Are the folks who live there taking care of themselves or not?
How many towers were down and how many has the phone company gotten back up so far?
How does their repair rate compare to Texas after the last hurricane??
A known spying organization is deploying balloons to help the Puerto Ricans communicate in their time of need. This need is genuine and I'm sure everyone is grateful for the assistance. Therefore this sounds very nice and a good thing to do for any organization. But in light of what Google does with its services (email accounts, blog hosting, phone call proxy/rerouting, etc.) and the article's lack of describing any restrictions on this generous service, I wonder what else will the organization do with the data they get access to via this service? Are there conditions put on Alphabet to make sure this doesn't double as taking advantage of the needy?
Digital Citizen
Thas fanastic.
In a typical emergency, power will not be restored for atleast a week. During that time phone batteries will die out. We need technology to keep phone alive during that golden (rather critical) period to save lives, contact people, help supply management by/for victims of diaster on large scale. What good is the innovation in latest pixel or powerbank.
While not a bad idea, fact is this project failed miserably when it was tested in Brazil.

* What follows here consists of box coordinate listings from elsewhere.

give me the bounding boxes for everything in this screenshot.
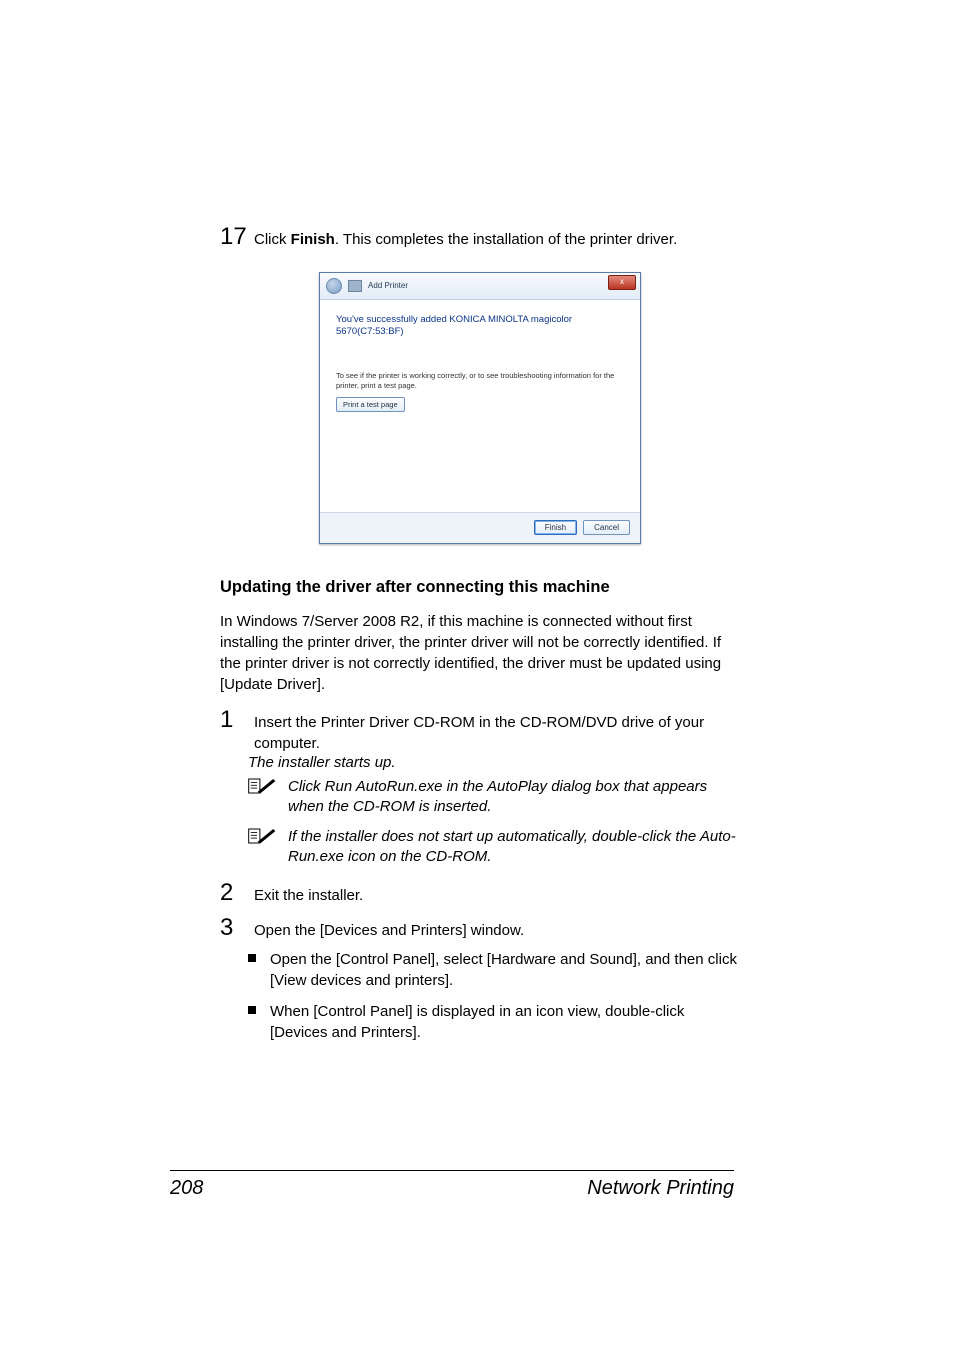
test-page-info: To see if the printer is working correct…: [336, 371, 624, 391]
dialog-body: You've successfully added KONICA MINOLTA…: [320, 300, 640, 514]
footer-section: Network Printing: [587, 1177, 734, 1200]
dialog-title: Add Printer: [368, 281, 408, 290]
close-button[interactable]: x: [608, 275, 636, 290]
note-text: Click Run AutoRun.exe in the AutoPlay di…: [288, 777, 740, 818]
step-text: Exit the installer.: [254, 885, 363, 906]
step-number: 17: [220, 220, 244, 254]
section-heading: Updating the driver after connecting thi…: [220, 578, 740, 597]
note-manual-run: If the installer does not start up autom…: [248, 827, 740, 868]
step-1: 1 Insert the Printer Driver CD-ROM in th…: [220, 703, 740, 754]
note-text: If the installer does not start up autom…: [288, 827, 740, 868]
note-icon: [248, 777, 276, 795]
note-autorun: Click Run AutoRun.exe in the AutoPlay di…: [248, 777, 740, 818]
step-number: 2: [220, 876, 244, 910]
success-line1: You've successfully added KONICA MINOLTA…: [336, 314, 624, 327]
text-prefix: Click: [254, 231, 291, 248]
step-number: 1: [220, 703, 244, 737]
step-3-bullets: Open the [Control Panel], select [Hardwa…: [248, 949, 740, 1043]
success-line2: 5670(C7:53:BF): [336, 326, 624, 339]
text-bold: Finish: [291, 231, 335, 248]
step-text: Insert the Printer Driver CD-ROM in the …: [254, 712, 740, 754]
cancel-button[interactable]: Cancel: [583, 520, 630, 535]
section-intro: In Windows 7/Server 2008 R2, if this mac…: [220, 611, 740, 695]
step-text: Click Finish. This completes the install…: [254, 229, 677, 250]
step-2: 2 Exit the installer.: [220, 876, 740, 910]
step-number: 3: [220, 911, 244, 945]
success-message: You've successfully added KONICA MINOLTA…: [336, 314, 624, 340]
finish-button[interactable]: Finish: [534, 520, 577, 535]
list-item: When [Control Panel] is displayed in an …: [248, 1001, 740, 1043]
back-icon[interactable]: [326, 278, 342, 294]
manual-page: 17 Click Finish. This completes the inst…: [0, 0, 954, 1350]
text-suffix: . This completes the installation of the…: [335, 231, 677, 248]
content-column: 17 Click Finish. This completes the inst…: [220, 220, 740, 1043]
print-test-page-button[interactable]: Print a test page: [336, 397, 405, 412]
step-3: 3 Open the [Devices and Printers] window…: [220, 911, 740, 945]
printer-icon: [348, 280, 362, 292]
page-footer: 208 Network Printing: [170, 1170, 734, 1200]
note-icon: [248, 827, 276, 845]
list-item: Open the [Control Panel], select [Hardwa…: [248, 949, 740, 991]
page-number: 208: [170, 1177, 203, 1200]
step-17: 17 Click Finish. This completes the inst…: [220, 220, 740, 254]
installer-starts-note: The installer starts up.: [248, 754, 740, 771]
step-text: Open the [Devices and Printers] window.: [254, 920, 524, 941]
add-printer-dialog-screenshot: Add Printer x You've successfully added …: [319, 272, 641, 544]
dialog-footer: Finish Cancel: [320, 512, 640, 543]
dialog-titlebar: Add Printer x: [320, 273, 640, 300]
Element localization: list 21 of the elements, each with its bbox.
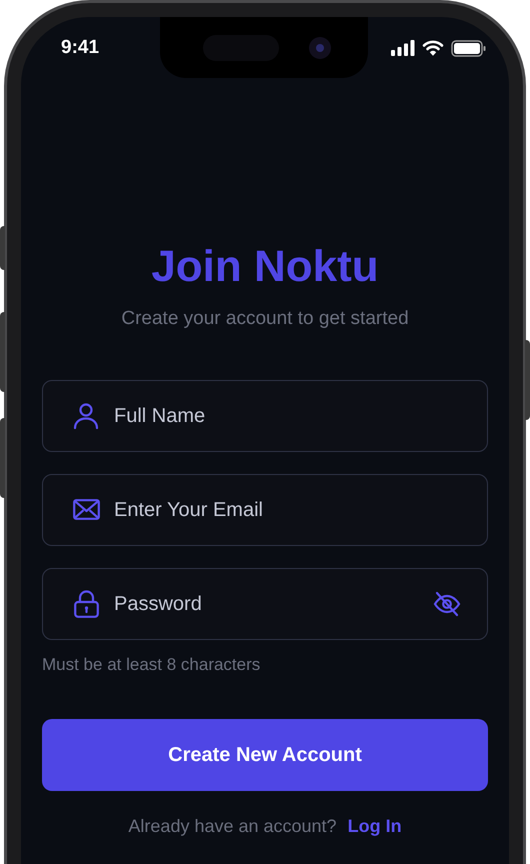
login-prompt: Already have an account? xyxy=(128,815,337,838)
lock-icon xyxy=(74,590,98,618)
text-input[interactable]: Full Name xyxy=(114,400,461,430)
eye-off-icon[interactable] xyxy=(433,590,461,616)
battery-icon xyxy=(451,40,486,56)
wifi-icon xyxy=(422,40,444,56)
input-field[interactable]: Password xyxy=(42,568,488,640)
text-input[interactable]: Enter Your Email xyxy=(114,494,461,524)
signal-icon xyxy=(391,40,415,56)
create-account-button[interactable]: Create New Account xyxy=(42,719,488,791)
subtitle: Create your account to get started xyxy=(121,307,409,331)
password-hint: Must be at least 8 characters xyxy=(42,654,262,676)
camera-icon xyxy=(309,36,331,58)
page-title: Join Noktu xyxy=(151,241,379,293)
text-input[interactable]: Password xyxy=(114,588,419,618)
status-time: 9:41 xyxy=(61,36,100,60)
input-field[interactable]: Full Name xyxy=(42,380,488,452)
input-field[interactable]: Enter Your Email xyxy=(42,474,488,546)
person-icon xyxy=(73,402,99,430)
envelope-icon xyxy=(72,499,100,520)
login-link[interactable]: Log In xyxy=(348,813,402,840)
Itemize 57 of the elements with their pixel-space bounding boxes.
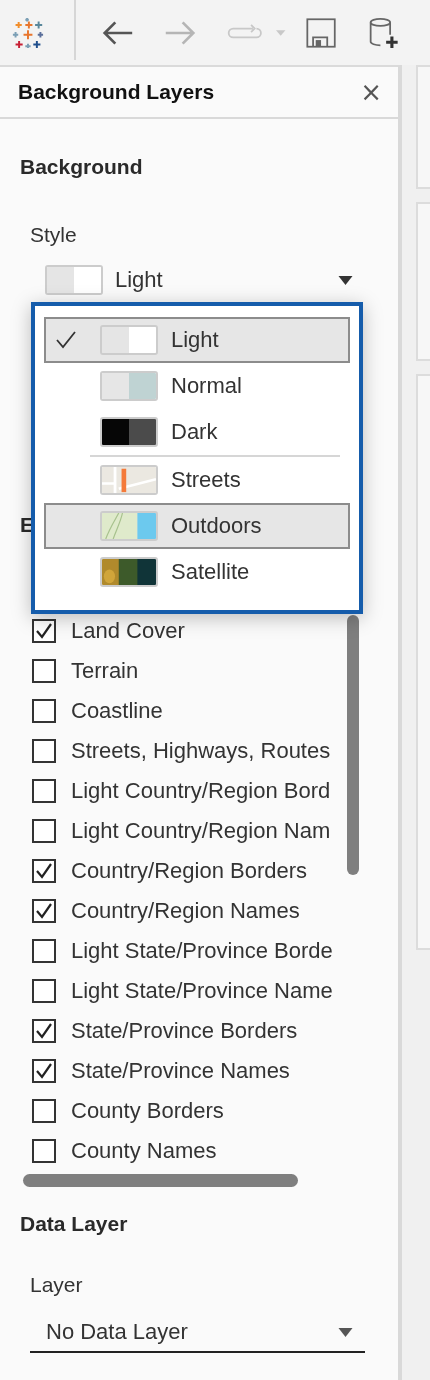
caret-icon [338, 275, 353, 285]
layer-label: Light State/Province Name [71, 978, 333, 1004]
checkbox[interactable] [32, 699, 56, 723]
layer-label: Coastline [71, 698, 163, 724]
swatch-icon [100, 417, 158, 447]
checkmark-icon [56, 331, 76, 349]
swatch-icon [100, 465, 158, 495]
section-heading: Background [20, 154, 143, 180]
layer-label: Terrain [71, 658, 139, 684]
scrollbar-thumb[interactable] [347, 615, 359, 875]
style-dropdown[interactable]: Light [45, 262, 365, 298]
menu-item[interactable]: Dark [44, 409, 350, 455]
menu-item[interactable]: Streets [44, 457, 350, 503]
checkbox[interactable] [32, 1099, 56, 1123]
layer-label: State/Province Names [71, 1058, 290, 1084]
caret-icon [338, 1327, 353, 1337]
layer-label: State/Province Borders [71, 1018, 298, 1044]
checkbox[interactable] [32, 819, 56, 843]
checkbox[interactable] [32, 739, 56, 763]
layer-label: Light Country/Region Nam [71, 818, 331, 844]
field-label: Style [30, 223, 77, 247]
checkbox[interactable] [32, 979, 56, 1003]
checkbox[interactable] [32, 899, 56, 923]
layer-label: Light Country/Region Bord [71, 778, 331, 804]
logo-icon[interactable] [12, 16, 44, 49]
layer-dropdown[interactable]: No Data Layer [30, 1313, 365, 1353]
swatch-icon [100, 557, 158, 587]
layer-label: County Borders [71, 1098, 224, 1124]
scrollbar-thumb[interactable] [23, 1174, 298, 1187]
layer-label: Light State/Province Borde [71, 938, 333, 964]
layer-label: Country/Region Names [71, 898, 300, 924]
swatch-icon [100, 325, 158, 355]
menu-item[interactable]: Outdoors [44, 503, 350, 549]
panel-title: Background Layers [18, 80, 215, 104]
menu-item[interactable]: Satellite [44, 549, 350, 595]
checkbox[interactable] [32, 779, 56, 803]
layer-label: Land Cover [71, 618, 185, 644]
checkbox[interactable] [32, 659, 56, 683]
save-icon[interactable] [305, 15, 336, 50]
add-data-source-icon[interactable] [367, 15, 398, 50]
swatch-icon [45, 265, 103, 295]
layer-label: County Names [71, 1138, 217, 1164]
section-heading: Data Layer [20, 1211, 128, 1237]
menu-item[interactable]: Normal [44, 363, 350, 409]
field-label: Layer [30, 1273, 83, 1297]
layer-label: Streets, Highways, Routes [71, 738, 331, 764]
checkbox[interactable] [32, 1059, 56, 1083]
close-button[interactable]: × [356, 79, 386, 105]
checkbox[interactable] [32, 859, 56, 883]
checkbox[interactable] [32, 1139, 56, 1163]
menu-item[interactable]: Light [44, 317, 350, 363]
checkbox[interactable] [32, 939, 56, 963]
swatch-icon [100, 371, 158, 401]
swatch-icon [100, 511, 158, 541]
checkbox[interactable] [32, 1019, 56, 1043]
checkbox[interactable] [32, 619, 56, 643]
layer-label: Country/Region Borders [71, 858, 307, 884]
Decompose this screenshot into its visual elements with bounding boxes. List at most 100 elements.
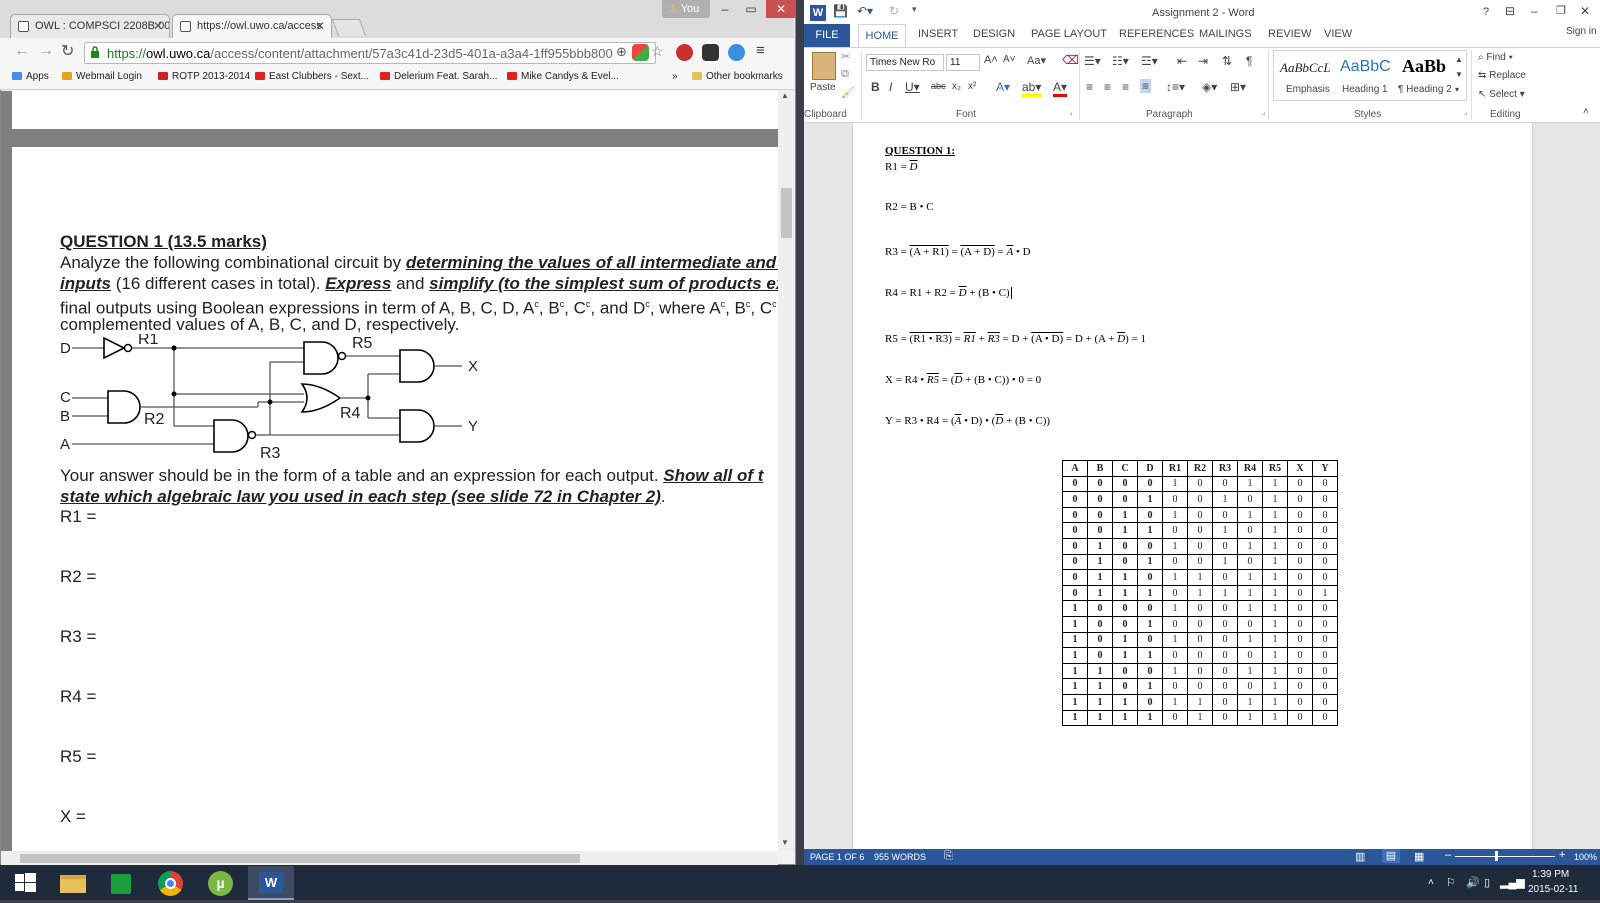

So Google is just looking for a workaround regulations to try it again.
The plan as described appears to assume the balloons will stay in nearly same lat and long once launched or at least with in line of sight of PR. To find out of this is true or not for Puerto Rico, have a look at earth.net.org specifically over PR at 70 mbar pressure which corresponds roughly to the proposed height of these balloons. https://earth.nullschool.net/#... In fact the wind speed at that height is about 20 km/hr. So in 24 hours the balloons will travel about 500 km which is beyond line of site from where they were the day before. Also PR is about 50 x 150 km. The only way to impose some choice about where the balloon goes is by changing the amount of gas in the envelope to cause the balloon to rise or fall to altitudes where the wind velocity is different. Using earth.nullschool.net to see the winds velocities over PR for different heights, this approach doesn't look promising.
Each balloon will, one presumes, be anchored and communicated with by a long cable, right?
What's to keep all those military and news helicopters and aircraft from running into the cables? They can be quite hard to see, don't you know?
Big orange balls anchored every 50 feet vertically? Good luck with that.